Hello! I’m a Ph.D. Candidate of Sociology at UC Berkeley studying online dating, the sharing economy, culture, economic sociology, and social exchange.
My research and ideas have been featured on NPR (Morning Edition, All Things Considered), San Francisco Chronicle, Quartz, GQ, Vox, Mashable, HuffPost, and USA Today.
Broadly, I am interested in understanding how online technologies shape cultural schemas and offline relationships. Currently, I have two ongoing projects:
Finding Love in Algorithmic Society explores the romantic strategies singles deploy when partner-seeking online.
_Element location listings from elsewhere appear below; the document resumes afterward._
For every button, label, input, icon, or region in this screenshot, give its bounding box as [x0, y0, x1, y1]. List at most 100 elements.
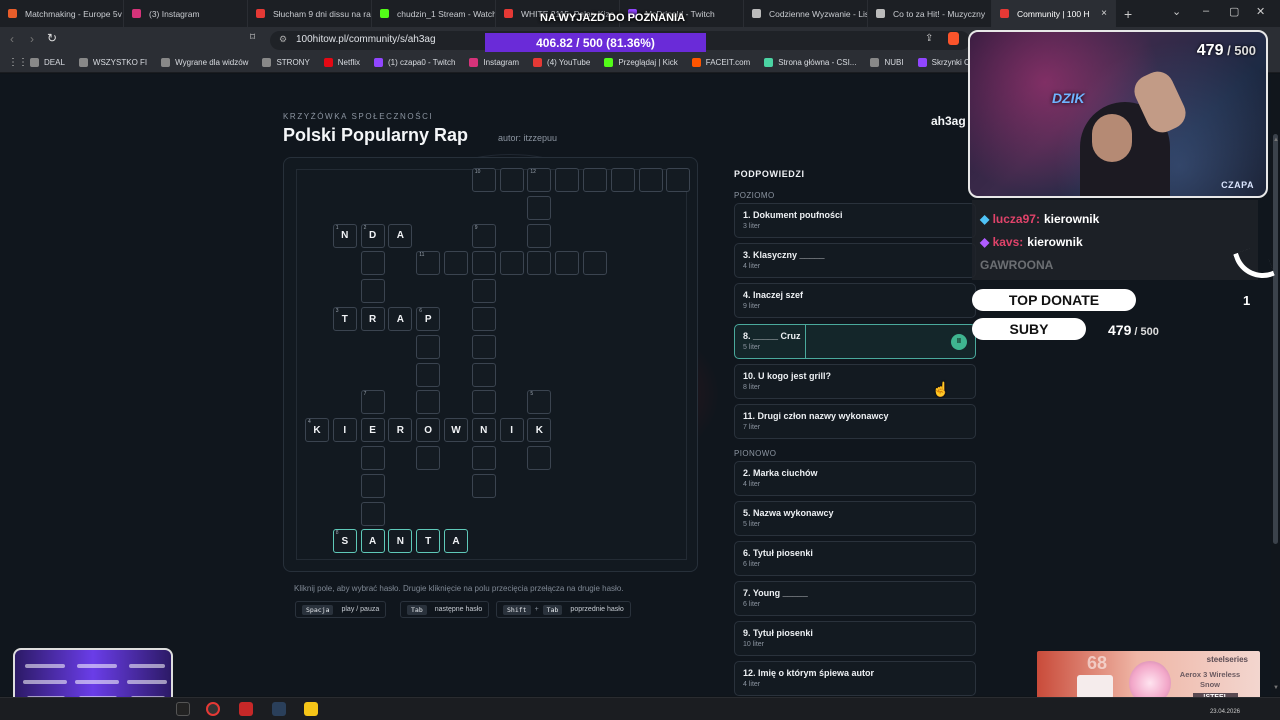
crossword-cell[interactable]: O: [416, 418, 441, 443]
bookmark-item[interactable]: Strona główna - CSI...: [764, 58, 856, 67]
crossword-cell[interactable]: E: [360, 418, 385, 443]
crossword-cell[interactable]: [471, 251, 496, 276]
tab-close-icon[interactable]: ×: [1101, 8, 1107, 19]
bookmark-item[interactable]: Netflix: [323, 58, 360, 67]
scroll-up-icon[interactable]: ▲: [1273, 137, 1279, 143]
pause-icon[interactable]: II: [951, 333, 967, 350]
crossword-cell[interactable]: A: [388, 223, 413, 248]
browser-tab[interactable]: Matchmaking - Europe 5v: [0, 0, 124, 27]
app-icon[interactable]: [304, 702, 318, 716]
bookmark-item[interactable]: STRONY: [262, 58, 310, 67]
page-scrollbar[interactable]: [1271, 74, 1280, 696]
crossword-cell[interactable]: [471, 390, 496, 415]
crossword-cell[interactable]: R: [360, 307, 385, 331]
clue-item[interactable]: 6. Tytuł piosenki 6 liter: [734, 541, 976, 576]
crossword-cell[interactable]: [610, 168, 635, 192]
clue-item[interactable]: 9. Tytuł piosenki 10 liter: [734, 621, 976, 656]
crossword-cell[interactable]: W: [444, 418, 468, 443]
crossword-cell[interactable]: N: [471, 418, 496, 443]
crossword-cell[interactable]: [416, 446, 441, 470]
crossword-cell[interactable]: [416, 362, 441, 387]
clue-item[interactable]: 7. Young _____ 6 liter: [734, 581, 976, 616]
crossword-cell[interactable]: A: [444, 529, 468, 554]
forward-icon[interactable]: ›: [30, 32, 34, 46]
new-tab-button[interactable]: +: [1124, 6, 1144, 22]
crossword-cell[interactable]: [527, 223, 552, 248]
crossword-cell[interactable]: 2D: [360, 223, 385, 248]
tab-list-icon[interactable]: ⌄: [1172, 5, 1181, 18]
app-icon[interactable]: [272, 702, 286, 716]
crossword-cell[interactable]: [666, 168, 691, 192]
reload-icon[interactable]: ↻: [47, 31, 57, 45]
bookmark-page-icon[interactable]: ⌑: [250, 32, 255, 43]
crossword-cell[interactable]: [471, 307, 496, 331]
window-close-icon[interactable]: ✕: [1256, 5, 1265, 18]
maximize-icon[interactable]: ▢: [1229, 5, 1239, 18]
crossword-cell[interactable]: [527, 195, 552, 220]
crossword-cell[interactable]: I: [332, 418, 357, 443]
crossword-cell[interactable]: [416, 390, 441, 415]
bookmark-item[interactable]: (1) czapa0 - Twitch: [374, 58, 455, 67]
crossword-cell[interactable]: [555, 251, 580, 276]
crossword-cell[interactable]: [471, 279, 496, 304]
clue-item[interactable]: 4. Inaczej szef 9 liter: [734, 283, 976, 319]
clue-item[interactable]: 2. Marka ciuchów 4 liter: [734, 461, 976, 496]
crossword-cell[interactable]: [360, 279, 385, 304]
crossword-cell[interactable]: K: [527, 418, 552, 443]
scroll-down-icon[interactable]: ▼: [1273, 685, 1279, 691]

By developing a continuum of quantification, with those who use spreadsheets to track, rate, and ‘lovehack’ their dates on one end and those who exclusively rely on intuition, I theorize how individuals today rely on or repel various forms of data and algorithmic-thinking to find romantic companionship.
Sharing Bodies in the Sharing Economy focuses on how bodies are used as a reciprocal tool when for those navigating the sharing economy. Scholarship on sharing largely prioritizes the exchange of commodities and skills, overlooking an integral question—how are bodies shared? To fill this gap, this study hones in on an underexplored, ‘pay-it-forward’ sharing network—Couchsurfing[.com]—to interrogate the gifting of sex in an era of platform capitalism.